Pulse Test Diagnostic

Overview

The Pulse Test is part of the new level 4 tests. The pulse test is meant to fluctuate the power usage to create spikes in current flow on the board to ensure that the power supply is fully functional and can handle wide fluctuations in current.

Test Description

By default, the test runs kernels with high transiency in order to create spikes in the current running to the GPU. Default parameters have been verified to create worst-case scenario failures by measuring with oscilloscopes.

The test iteratively runs different kernels while tweaking internal parameters to ensure that spikes are produced; work across GPU is synchronized to create extra stress on the power supply.


Parameter

Description

Default

test_duration

Seconds to spend on an iteration. This is not the exact amount of time the test will take.

60

patterns

Specify a comman-separated list of pattern indices the pulse test should use. Valid indices depend on the type of SKU. Hopper: 0-22 Ampere / Volta/ Ada: 0-20

All

Note

In some cases with DCGM 2.4 and DCGM 3.0, users may encounter the following issue with running the Pulse test:

| Pulse Test | Fail - All |
| Warning | GPU 0There was an internal error during the t |
| | est: 'The pulse test exited with non-zero sta |
| | tus 1', GPU 0There was an internal error duri |
| | ng the test: 'The pulse test reported the err |
| | or: Exception raised during execution: Faile |
| | d opening file ubergemm.log for writing: Perm |
| | ission denied terminate called after throwing |
| | an instance of 'boost::wrapexcept<boost::pro |
| | perty_tree::xml_parser::xml_parser_error>' |
| | what(): result.xml: cannot open file ' |

When running GPU diagnostics, by default, DCGM drops privileges and uses a (unprivileged) service account to run the diagnostics. If the service account does not have write access to the directory where diagnostics are run, then users may encounter this issue. To summarize, the issue happens when both these conditions are true:

  1. The nvidia-dcgm service is active and the nv-hostengine process is running (and no changes have been made to DCGM’s default install configurations)

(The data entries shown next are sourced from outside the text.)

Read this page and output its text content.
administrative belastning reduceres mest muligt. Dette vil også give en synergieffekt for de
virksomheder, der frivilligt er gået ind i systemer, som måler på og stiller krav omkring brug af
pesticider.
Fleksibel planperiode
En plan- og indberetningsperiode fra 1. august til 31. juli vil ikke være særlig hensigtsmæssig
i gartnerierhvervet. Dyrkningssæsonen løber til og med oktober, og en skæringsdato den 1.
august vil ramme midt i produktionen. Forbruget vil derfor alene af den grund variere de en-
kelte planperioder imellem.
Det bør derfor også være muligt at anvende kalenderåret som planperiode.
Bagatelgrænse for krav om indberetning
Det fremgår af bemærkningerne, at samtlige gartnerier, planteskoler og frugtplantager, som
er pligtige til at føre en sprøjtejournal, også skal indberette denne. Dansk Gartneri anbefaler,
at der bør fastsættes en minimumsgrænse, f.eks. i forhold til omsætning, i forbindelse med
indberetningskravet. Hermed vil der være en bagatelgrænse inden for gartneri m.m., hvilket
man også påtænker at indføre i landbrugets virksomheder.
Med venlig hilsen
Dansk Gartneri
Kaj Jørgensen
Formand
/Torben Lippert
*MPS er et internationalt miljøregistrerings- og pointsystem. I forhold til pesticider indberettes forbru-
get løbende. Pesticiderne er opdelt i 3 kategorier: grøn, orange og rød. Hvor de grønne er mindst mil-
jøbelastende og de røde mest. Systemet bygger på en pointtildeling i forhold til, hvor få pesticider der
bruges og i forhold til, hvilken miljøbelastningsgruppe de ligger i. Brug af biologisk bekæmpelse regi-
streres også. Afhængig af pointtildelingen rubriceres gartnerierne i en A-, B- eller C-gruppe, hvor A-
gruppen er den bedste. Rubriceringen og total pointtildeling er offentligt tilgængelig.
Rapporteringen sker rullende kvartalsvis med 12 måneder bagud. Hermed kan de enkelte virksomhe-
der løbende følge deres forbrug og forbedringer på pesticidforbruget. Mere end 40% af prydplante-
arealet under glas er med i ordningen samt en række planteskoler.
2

  2. The users attempts to run dcgmi diag -r 4. In this case, dcgmi diag connects to the running nv-hostengine (which was started by default under /root) and thus the Pulse test is unable to create any logs.

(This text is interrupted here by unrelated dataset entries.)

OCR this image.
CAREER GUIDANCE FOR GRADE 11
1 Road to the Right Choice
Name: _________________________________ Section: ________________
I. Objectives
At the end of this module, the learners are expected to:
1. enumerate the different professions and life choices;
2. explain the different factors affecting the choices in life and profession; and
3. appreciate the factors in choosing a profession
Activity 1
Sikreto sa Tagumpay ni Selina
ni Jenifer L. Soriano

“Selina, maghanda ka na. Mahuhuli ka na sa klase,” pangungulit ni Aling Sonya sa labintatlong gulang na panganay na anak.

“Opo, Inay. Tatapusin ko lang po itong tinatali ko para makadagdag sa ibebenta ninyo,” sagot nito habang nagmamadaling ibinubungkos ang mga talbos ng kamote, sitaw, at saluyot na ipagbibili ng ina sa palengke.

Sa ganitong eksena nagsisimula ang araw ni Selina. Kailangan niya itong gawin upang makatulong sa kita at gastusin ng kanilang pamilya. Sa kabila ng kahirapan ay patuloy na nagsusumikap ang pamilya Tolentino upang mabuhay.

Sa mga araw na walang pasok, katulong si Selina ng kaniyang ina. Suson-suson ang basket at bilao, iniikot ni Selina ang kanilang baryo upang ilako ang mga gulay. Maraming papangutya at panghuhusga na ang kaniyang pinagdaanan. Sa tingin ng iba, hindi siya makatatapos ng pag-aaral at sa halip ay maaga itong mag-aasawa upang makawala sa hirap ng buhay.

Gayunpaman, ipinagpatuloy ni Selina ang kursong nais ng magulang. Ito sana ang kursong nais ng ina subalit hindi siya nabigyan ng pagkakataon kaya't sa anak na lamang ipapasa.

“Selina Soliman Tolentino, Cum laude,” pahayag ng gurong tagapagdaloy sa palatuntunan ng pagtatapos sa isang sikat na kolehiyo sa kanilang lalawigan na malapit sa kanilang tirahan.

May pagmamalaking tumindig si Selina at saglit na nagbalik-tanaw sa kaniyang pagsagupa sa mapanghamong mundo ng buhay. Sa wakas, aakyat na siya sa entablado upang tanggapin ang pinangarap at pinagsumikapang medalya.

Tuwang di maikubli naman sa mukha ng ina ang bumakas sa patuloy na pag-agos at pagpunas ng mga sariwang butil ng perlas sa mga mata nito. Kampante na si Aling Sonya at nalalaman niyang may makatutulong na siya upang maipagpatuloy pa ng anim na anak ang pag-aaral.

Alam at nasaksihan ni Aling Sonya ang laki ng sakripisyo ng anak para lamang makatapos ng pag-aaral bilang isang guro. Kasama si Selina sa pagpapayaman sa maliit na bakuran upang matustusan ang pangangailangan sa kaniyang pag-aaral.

This issue will be fixed in a future release of DCGM. In the meantime, users can do either of the following to work-around the issue:

  1. Stop the nvidia-dcgm service before running the pulse_test

    $ sudo systemctl stop nvidia-dcgm
    

    Now run the pulse_test:

    $ dcgmi diag -r pulse_test
    

    Restart the nvidia-dcgm service once the diagnostics are completed:

    $ sudo systemctl restart nvidia-dcgm
    
  2. Edit the systemd unit service file to include a WorkingDirectory option, so that the service is started in a location writeable by the nvidia-dcgm user (be sure that the directory shown in the example below /tmp/dcgm-temp is created):

    [Service]
    
     ...
    
     WorkingDirectory=/tmp/dcgm-temp
     ExecStart=/usr/bin/nv-hostengine -n --service-account nvidia-dcgm
    
     ...
    

    Reload the systemd configuration and start the nvidia-dcgm service:

    $ sudo systemctl daemon-reload
    
    $ sudo systemctl start nvidia-dcgm
    

Sample Commands

Run the entire diagnostic suite, including the pulse test:

$ dcgmi diag -r 4

Run just the pulse test:

$ dcgmi diag -r pulse_test

Run just the pulse test, but at a lower frequency:

$ dcgmi diag -r pulse_test -p pulse_test.freq0=3000

Run just the pulse test at a lower frequency and for a shorter time:

$ dcgmi diag -r pulse_test -p "pulse_test.freq0=5000;pulse_test.test_duration=180"

Failure Conditions

  • The pulse test will fail if the power supply unit cannot handle the spikes in the current.

  • It will also fail if unrecoverable memory errors, temperature violations, or XIDs occur during the test.